Here is the question I am trying to understand its solution:
Show that if $X$ and $Y$ are finite $CW$ complexes such that $H^*(X;\mathbb Z)$ and $H^*(Y;\mathbb Z)$ contain no elements of order a power of a given prime $p,$ then the same is true for $X \times Y.$
Here is a part of a solution I found online:
[![enter image description here][1]][1]
Why in the last line he is substituting for the homology groups by the same values of the cohomology groups, could someone clarify this to me please?
Exit:
I also did not get the idea of the second paragraph in the solution here Questions about Hatcher 3.2.16 I think they are speaking on the same thing, Could someone clarify this to me please? [1]: https://i.stack.imgur.com/pi9QX.png
This "solution" is simply inaccurate.

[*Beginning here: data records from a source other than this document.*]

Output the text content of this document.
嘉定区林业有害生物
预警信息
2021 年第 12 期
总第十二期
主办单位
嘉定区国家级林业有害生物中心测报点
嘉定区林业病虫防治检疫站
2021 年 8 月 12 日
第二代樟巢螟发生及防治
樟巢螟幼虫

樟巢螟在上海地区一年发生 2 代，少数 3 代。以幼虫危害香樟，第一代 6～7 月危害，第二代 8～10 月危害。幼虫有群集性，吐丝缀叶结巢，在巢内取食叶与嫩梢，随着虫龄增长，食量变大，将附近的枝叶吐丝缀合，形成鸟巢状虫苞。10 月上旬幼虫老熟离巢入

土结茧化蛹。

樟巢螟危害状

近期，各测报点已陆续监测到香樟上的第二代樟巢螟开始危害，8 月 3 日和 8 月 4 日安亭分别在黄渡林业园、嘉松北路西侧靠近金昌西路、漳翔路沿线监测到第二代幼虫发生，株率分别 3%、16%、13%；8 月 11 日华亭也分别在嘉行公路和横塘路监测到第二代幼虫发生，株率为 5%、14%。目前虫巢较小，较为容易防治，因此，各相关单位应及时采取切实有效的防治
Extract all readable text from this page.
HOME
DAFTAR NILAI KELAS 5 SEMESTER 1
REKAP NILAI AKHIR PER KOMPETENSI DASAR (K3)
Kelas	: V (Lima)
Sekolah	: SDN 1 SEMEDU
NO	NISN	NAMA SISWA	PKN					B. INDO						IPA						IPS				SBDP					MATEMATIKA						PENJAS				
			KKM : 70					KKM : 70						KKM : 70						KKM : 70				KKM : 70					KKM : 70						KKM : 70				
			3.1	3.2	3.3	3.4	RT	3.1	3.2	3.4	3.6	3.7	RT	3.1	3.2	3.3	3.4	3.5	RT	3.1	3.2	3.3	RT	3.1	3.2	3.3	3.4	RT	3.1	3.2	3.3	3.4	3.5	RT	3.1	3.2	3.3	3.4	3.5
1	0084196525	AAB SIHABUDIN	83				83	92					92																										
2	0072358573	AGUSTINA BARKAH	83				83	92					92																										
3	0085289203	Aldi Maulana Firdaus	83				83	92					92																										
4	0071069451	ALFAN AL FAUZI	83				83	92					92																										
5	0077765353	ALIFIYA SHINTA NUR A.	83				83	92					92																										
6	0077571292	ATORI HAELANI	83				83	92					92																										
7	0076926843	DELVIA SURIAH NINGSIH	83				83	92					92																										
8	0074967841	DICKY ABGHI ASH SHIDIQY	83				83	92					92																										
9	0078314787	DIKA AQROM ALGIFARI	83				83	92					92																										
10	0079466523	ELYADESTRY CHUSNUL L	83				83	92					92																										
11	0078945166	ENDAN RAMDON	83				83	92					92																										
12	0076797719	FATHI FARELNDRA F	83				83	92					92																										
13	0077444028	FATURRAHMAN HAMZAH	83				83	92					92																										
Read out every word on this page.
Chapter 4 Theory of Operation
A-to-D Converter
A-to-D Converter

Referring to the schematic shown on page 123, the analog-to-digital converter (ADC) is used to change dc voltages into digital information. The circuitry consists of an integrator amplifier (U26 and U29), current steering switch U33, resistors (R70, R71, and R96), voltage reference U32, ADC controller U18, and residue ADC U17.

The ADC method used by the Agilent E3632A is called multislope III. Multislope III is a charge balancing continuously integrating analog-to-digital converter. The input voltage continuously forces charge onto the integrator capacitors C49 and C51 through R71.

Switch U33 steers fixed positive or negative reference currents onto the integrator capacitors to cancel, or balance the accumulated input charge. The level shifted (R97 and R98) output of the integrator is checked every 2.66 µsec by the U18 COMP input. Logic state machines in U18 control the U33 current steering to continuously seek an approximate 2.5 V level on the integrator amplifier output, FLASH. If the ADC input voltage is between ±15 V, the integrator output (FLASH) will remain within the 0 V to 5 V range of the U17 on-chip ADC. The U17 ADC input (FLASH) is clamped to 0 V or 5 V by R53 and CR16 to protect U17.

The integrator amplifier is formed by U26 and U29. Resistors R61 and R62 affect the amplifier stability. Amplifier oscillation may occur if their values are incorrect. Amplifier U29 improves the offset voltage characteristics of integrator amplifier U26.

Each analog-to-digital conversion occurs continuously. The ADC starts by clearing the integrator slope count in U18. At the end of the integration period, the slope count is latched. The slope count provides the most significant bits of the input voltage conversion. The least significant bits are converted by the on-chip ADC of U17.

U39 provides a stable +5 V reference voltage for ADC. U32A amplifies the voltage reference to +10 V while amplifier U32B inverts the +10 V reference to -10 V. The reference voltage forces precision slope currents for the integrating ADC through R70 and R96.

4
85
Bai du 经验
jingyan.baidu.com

Take $X$ to be the CW-complex obtained by attaching a $2$-cell to $S^1$ along a degree $n$ map $S^1\rightarrow S^1$. Then, $H^{\ast}(X)=\mathbb{Z}[a]/(na,a^2)$ with $|a|=2$. For $n\neq0$, this cohomology clearly contains torsion, hence is neither torsion-free nor free. Yet, choosing $n$ coprime to $p$ guarantees the cohomology contains no elements of order a $p$-power. Thus, the claim at the bottom of p.68 in your screenshot is irredeemably wrong. I suggest following Hatcher's hint or finding some other way of applying the Künneth theorem (which the chapter was about) to solve this problem.